Q How long will my divorce take?
A The average case takes about 4-6 months to be resolved. However, it is impossible to state with certainty how long your case will last. Variables such as your spouse’s behavior during the case, the court’s docket, the experience and reasonableness of the opposing counsel and your willingness to work with me to further your case all play a part in how long it will take to be over.
Q How much will my case cost?
A This is also impossible to say. A simple divorce (no children, no house, no retirement and no property) may be resolved for as little as $1,500 – $2,000. A complex divorce with numerous assets could run into six figures. The issues in your case and the variables described above all factor in to determining how much your case will cost.
Q I want a pit bull. Can you be mean?
A I can be as “mean” as the next guy. However, I have found over the years that what clients really want is for me to be effective in furthering their objectives and in resolving the case. I am effective.
Q I want you to kick my spouse out of the house. You can do that, right?
A On an ex parte (only one party being heard by the court) basis, you may obtain a kick-out order for your spouse or mate only in cases where family violence has occurred.
Q Can you take him/her to the cleaners?
A In Texas, there is a presumption followed by the court that a 50/50 property division is fair and equitable to both parties to a divorce. That said, in rare instances, a court will grant a party more than 50% of the community estate. When that happens, I consider it a home run.
Q I don’t want my spouse to be with our child every other weekend or for 30 days in the summer. Can you change that?
A Most parents who are sane, rational, non-violent people are going to be awarded at least a Standard Possession Order, if not more, by going to court. So, it is unlikely that your judge will grant your request to limit your spouse’s time with your child.

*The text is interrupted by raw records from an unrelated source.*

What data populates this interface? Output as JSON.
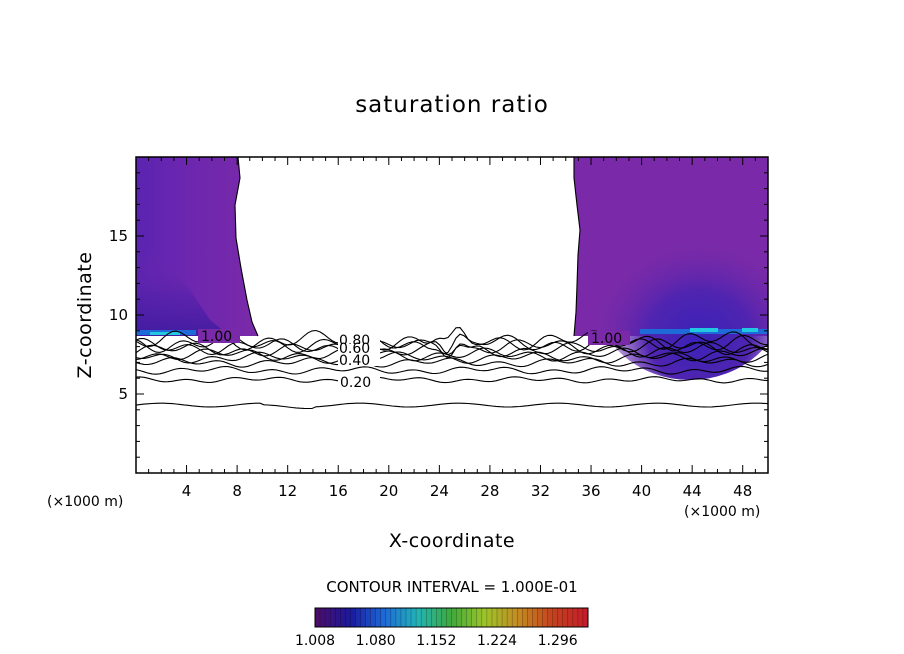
{
  "chart_data": {
    "type": "contour",
    "title": "saturation ratio",
    "xlabel": "X-coordinate",
    "ylabel": "Z-coordinate",
    "x_unit": "(×1000 m)",
    "y_unit": "(×1000 m)",
    "xlim": [
      0,
      50
    ],
    "ylim": [
      0,
      20
    ],
    "x_ticks": [
      "4",
      "8",
      "12",
      "16",
      "20",
      "24",
      "28",
      "32",
      "36",
      "40",
      "44",
      "48"
    ],
    "y_ticks": [
      "5",
      "10",
      "15"
    ],
    "contour_interval_label": "CONTOUR INTERVAL = 1.000E-01",
    "contour_lines": [
      {
        "label": "0.20",
        "z": 5.9
      },
      {
        "label": "0.40",
        "z": 7.0
      },
      {
        "label": "0.60",
        "z": 7.5
      },
      {
        "label": "0.80",
        "z": 8.0
      },
      {
        "label": "1.00",
        "z": 8.4
      }
    ],
    "line_labels_shown": [
      "0.20",
      "0.40",
      "0.60",
      "0.80",
      "1.00",
      "1.00"
    ],
    "colorbar": {
      "min": 1.008,
      "max": 1.332,
      "tick_labels": [
        "1.008",
        "1.080",
        "1.152",
        "1.224",
        "1.296"
      ],
      "colors": [
        "#4a0d6a",
        "#1a1a9e",
        "#1e6ad8",
        "#22b4b4",
        "#3fa93a",
        "#9ec52a",
        "#c48a22",
        "#c4421e",
        "#c41e2a"
      ]
    },
    "colors": {
      "supersaturated_fill": "#7a2aa8",
      "deep_fill": "#4a22b0",
      "cyan_patch": "#22c8e0"
    }
  }
}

Q I want to move home to Minnesota with my child. Can I do that?
A Probably not. As long as the child’s other parent has been consistently involved in the child’s life or expresses a desire to be involved, the court will not grant your request to move out of state with your child.
Q Can you make him/her pay my attorney’s fees?
A In some instances, such as suing for unpaid child support, the court will grant your request for attorney’s fees from the other party. However, in general, the court has authority to award you attorney’s fees in only certain, specific circumstances.